Basic operation: Classifying
Suppose you have a file named email.rfc which contains the body of a single email
(in standard RFC822 format).
You can classify the email into either spam or notspam by typing:
% cat email.rfc | dbacl -T email -c spam -c notspam -v
notspam
All you get is the name of the best category, the email itself is consumed.
A variation of particular interest is to replace -v by -U, which gives
a percentage representing how sure dbacl is of printing the correct category.
% cat email.rfc | dbacl -T email -c spam -c notspam -U
notspam # 67%
A result of 100% means dbacl is very sure of the printed category, while
a result of 0% means at least one other category is equally likely.

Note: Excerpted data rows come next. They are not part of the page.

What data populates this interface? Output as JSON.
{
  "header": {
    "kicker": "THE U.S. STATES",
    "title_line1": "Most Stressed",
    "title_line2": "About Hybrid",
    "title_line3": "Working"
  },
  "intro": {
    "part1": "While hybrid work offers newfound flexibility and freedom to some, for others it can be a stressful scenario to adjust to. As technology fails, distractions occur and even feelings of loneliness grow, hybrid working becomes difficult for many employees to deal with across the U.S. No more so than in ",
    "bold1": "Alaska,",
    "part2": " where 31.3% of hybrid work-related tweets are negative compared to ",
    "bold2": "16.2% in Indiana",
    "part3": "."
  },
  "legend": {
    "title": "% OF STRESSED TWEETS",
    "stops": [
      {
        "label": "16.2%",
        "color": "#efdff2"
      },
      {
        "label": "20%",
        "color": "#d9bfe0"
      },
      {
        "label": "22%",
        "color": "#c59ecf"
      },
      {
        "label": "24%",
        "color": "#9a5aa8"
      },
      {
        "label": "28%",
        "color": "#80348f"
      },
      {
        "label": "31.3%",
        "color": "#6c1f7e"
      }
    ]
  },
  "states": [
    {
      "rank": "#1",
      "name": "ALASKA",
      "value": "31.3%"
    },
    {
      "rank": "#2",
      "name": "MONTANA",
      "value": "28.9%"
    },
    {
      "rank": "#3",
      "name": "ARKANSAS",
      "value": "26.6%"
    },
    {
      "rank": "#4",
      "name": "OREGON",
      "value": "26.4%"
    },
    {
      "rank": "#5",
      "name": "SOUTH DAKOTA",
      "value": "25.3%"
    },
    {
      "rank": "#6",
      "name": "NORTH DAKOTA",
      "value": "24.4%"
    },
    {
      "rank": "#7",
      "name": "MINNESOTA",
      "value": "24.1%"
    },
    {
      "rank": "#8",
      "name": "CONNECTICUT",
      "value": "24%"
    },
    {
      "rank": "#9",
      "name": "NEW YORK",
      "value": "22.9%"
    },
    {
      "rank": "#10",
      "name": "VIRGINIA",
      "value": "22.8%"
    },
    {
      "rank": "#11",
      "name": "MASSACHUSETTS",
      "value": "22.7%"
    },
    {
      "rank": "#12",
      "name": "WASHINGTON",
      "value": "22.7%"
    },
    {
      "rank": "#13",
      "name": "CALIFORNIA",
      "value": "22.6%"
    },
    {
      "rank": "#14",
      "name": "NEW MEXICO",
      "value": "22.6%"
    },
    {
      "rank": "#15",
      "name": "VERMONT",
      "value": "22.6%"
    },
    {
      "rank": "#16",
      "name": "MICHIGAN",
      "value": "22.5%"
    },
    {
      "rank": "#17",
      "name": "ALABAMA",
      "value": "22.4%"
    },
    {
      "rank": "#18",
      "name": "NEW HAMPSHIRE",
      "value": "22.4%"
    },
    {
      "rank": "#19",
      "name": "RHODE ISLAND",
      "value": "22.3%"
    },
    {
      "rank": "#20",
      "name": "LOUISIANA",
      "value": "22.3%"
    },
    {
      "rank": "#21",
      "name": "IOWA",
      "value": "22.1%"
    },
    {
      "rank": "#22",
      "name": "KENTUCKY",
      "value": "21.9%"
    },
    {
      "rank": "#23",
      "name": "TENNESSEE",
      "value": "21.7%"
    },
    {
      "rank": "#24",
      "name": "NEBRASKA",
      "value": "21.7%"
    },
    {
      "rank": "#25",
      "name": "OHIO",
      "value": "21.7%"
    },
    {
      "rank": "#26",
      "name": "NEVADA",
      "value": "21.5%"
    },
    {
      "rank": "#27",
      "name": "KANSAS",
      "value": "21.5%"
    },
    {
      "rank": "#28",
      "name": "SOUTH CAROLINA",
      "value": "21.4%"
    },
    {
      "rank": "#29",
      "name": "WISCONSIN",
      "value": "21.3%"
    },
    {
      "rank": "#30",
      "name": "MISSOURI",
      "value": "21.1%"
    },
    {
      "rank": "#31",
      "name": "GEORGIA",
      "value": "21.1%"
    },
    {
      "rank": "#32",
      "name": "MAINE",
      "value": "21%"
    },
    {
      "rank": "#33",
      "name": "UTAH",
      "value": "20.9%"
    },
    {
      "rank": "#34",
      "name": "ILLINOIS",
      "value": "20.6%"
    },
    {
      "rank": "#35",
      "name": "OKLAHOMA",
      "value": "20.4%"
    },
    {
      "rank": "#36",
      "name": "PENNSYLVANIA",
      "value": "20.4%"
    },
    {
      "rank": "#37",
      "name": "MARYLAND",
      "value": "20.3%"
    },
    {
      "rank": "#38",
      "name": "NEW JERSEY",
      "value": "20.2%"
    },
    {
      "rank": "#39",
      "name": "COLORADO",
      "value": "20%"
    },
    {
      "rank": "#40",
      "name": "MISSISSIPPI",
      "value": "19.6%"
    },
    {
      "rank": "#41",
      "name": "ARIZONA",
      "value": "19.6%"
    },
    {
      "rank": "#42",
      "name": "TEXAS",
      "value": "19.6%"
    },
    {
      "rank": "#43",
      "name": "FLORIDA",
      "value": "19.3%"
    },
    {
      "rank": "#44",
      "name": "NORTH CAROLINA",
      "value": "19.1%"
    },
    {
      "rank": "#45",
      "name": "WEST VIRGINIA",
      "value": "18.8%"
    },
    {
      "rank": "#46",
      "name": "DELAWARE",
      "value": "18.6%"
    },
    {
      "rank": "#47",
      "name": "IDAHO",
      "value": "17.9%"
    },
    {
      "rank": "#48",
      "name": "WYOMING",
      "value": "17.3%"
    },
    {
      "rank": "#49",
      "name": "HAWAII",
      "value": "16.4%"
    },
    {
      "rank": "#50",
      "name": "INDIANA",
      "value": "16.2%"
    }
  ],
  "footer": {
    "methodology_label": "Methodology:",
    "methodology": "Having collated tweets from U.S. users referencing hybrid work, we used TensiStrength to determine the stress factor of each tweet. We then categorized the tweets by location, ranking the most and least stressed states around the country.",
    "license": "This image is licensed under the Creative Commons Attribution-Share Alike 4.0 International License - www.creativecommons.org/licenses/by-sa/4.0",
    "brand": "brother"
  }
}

If you would like to see separate scores for each category, type:
% cat email.rfc | dbacl -T email -c spam -c notspam -n
spam 232.07 notspam 229.44
The winning category always has the smallest score (closest to zero). In fact, the numbers returned with
the -n switch can be interpreted as unnormalized distances towards each category from the input document, in a mathematical space of high dimensions.
If you prefer a return code,
dbacl(1) returns a positive integer (1, 2, 3, ...)
identifying the category by its position on the command line. So if you type:
% cat email.rfc | dbacl -T email -c spam -c notspam
then you get no output, but the return code is 2. If you use the bash(1) shell, the return code
for the last run command is always in the variable $?.